Perdona mi arrebato y ayúdame a corregir mis errores y volver de este exilio. Reconoce Tú mi sacrificio, mi trabajo, mi oración. Y convence a mi ser de que mis fracasos no me definen. He tenido también muchos éxitos y aunque lo he deseado con todas mis fuerzas renunciar, sigo viva y sostengo tu mano como nunca antes la había sostenido.

Conviérteme en Pedro: una piedra dura, terca, necia, inquebrantable, para que con lágrimas de arrepentimiento por no haber sido capaz de responder más que con miedo, responda ahora con el valor de saber que tu resurrección lo cambia todo, porque me has de acompañar al infierno y he de volver tomada de tu mano, consciente de ti y de todo lo que somos a través de la dignidad que ya me has dado, y que ahora me toca aprender a reconocer sin necesidad de vivir enojada y tener que gritarlo.

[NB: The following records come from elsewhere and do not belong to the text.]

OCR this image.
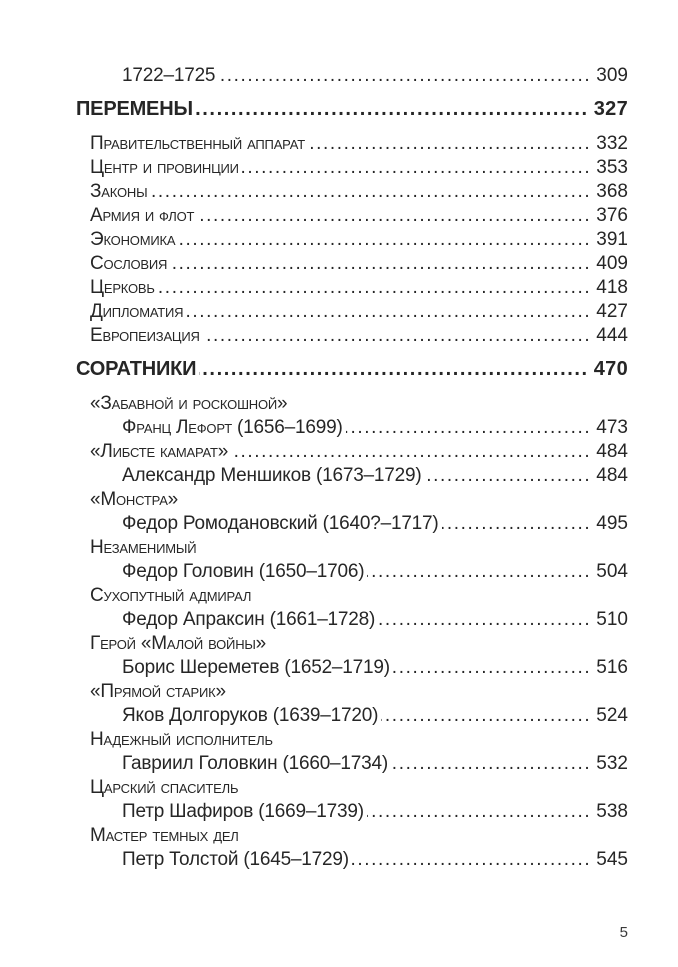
1722–1725 .....	309
ПЕРЕМЕНЫ .....	327
Правительственный аппарат .....	332
Центр и провинции .....	353
Законы .....	368
Армия и флот .....	376
Экономика .....	391
Сословия .....	409
Церковь .....	418
Дипломатия .....	427
Европеизация .....	444
СОРАТНИКИ .....	470
«Забавной и роскошной»
Франц Лефорт (1656–1699) .....	473
«Либсте камарат» .....	484
Александр Меншиков (1673–1729) .....	484
«Монстра»
Федор Ромодановский (1640?–1717) .....	495
Незаменимый
Федор Головин (1650–1706) .....	504
Сухопутный адмирал
Федор Апраксин (1661–1728) .....	510
Герой «Малой войны»
Борис Шереметев (1652–1719) .....	516
«Прямой старик»
Яков Долгоруков (1639–1720) .....	524
Надежный исполнитель
Гавриил Головкин (1660–1734) .....	532
Царский спаситель
Петр Шафиров (1669–1739) .....	538
Мастер темных дел
Петр Толстой (1645–1729) .....	545
5
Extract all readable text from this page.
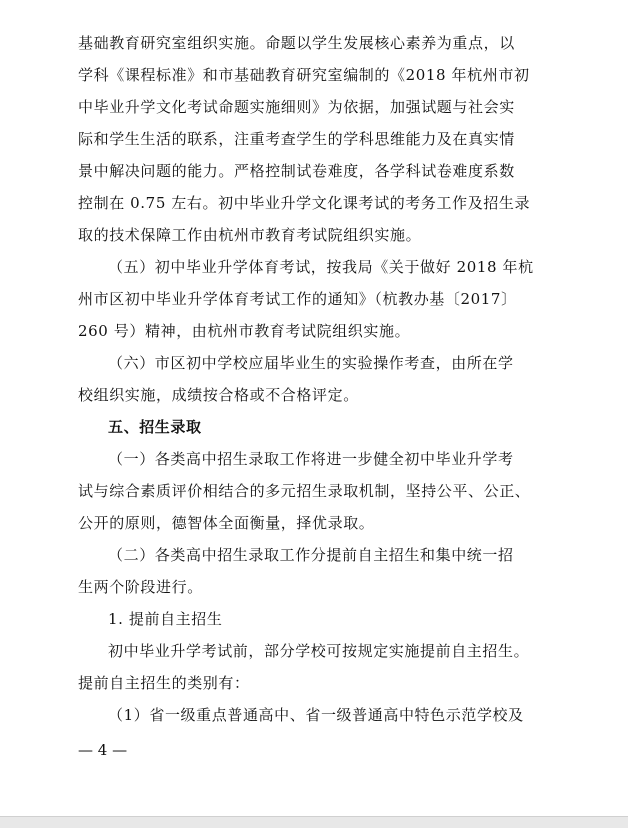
基础教育研究室组织实施。命题以学生发展核心素养为重点，以
学科《课程标准》和市基础教育研究室编制的《2018 年杭州市初
中毕业升学文化考试命题实施细则》为依据，加强试题与社会实
际和学生生活的联系，注重考查学生的学科思维能力及在真实情
景中解决问题的能力。严格控制试卷难度，各学科试卷难度系数
控制在 0.75 左右。初中毕业升学文化课考试的考务工作及招生录
取的技术保障工作由杭州市教育考试院组织实施。
（五）初中毕业升学体育考试，按我局《关于做好 2018 年杭
州市区初中毕业升学体育考试工作的通知》（杭教办基〔2017〕
260 号）精神，由杭州市教育考试院组织实施。
（六）市区初中学校应届毕业生的实验操作考查，由所在学
校组织实施，成绩按合格或不合格评定。
五、招生录取
（一）各类高中招生录取工作将进一步健全初中毕业升学考
试与综合素质评价相结合的多元招生录取机制，坚持公平、公正、
公开的原则，德智体全面衡量，择优录取。
（二）各类高中招生录取工作分提前自主招生和集中统一招
生两个阶段进行。
1. 提前自主招生
初中毕业升学考试前，部分学校可按规定实施提前自主招生。
提前自主招生的类别有：
（1）省一级重点普通高中、省一级普通高中特色示范学校及
— 4 —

Inclúyeme en la Asamblea de tus Santos, no porque sea merecedora de ello, sino para aprender de su santidad y a fuerza de estar en la presencia de su entrega, aprenda a entregarme con la misma convicción que ellos de que no necesito que nadie reconozca lo que ya me has dado.

Bendice mi vida y llena los vacíos entre las letras de mis palabras, para que estén llenas de ti y respire en ellas tu Espíritu. Gracias Jesús. Te amo.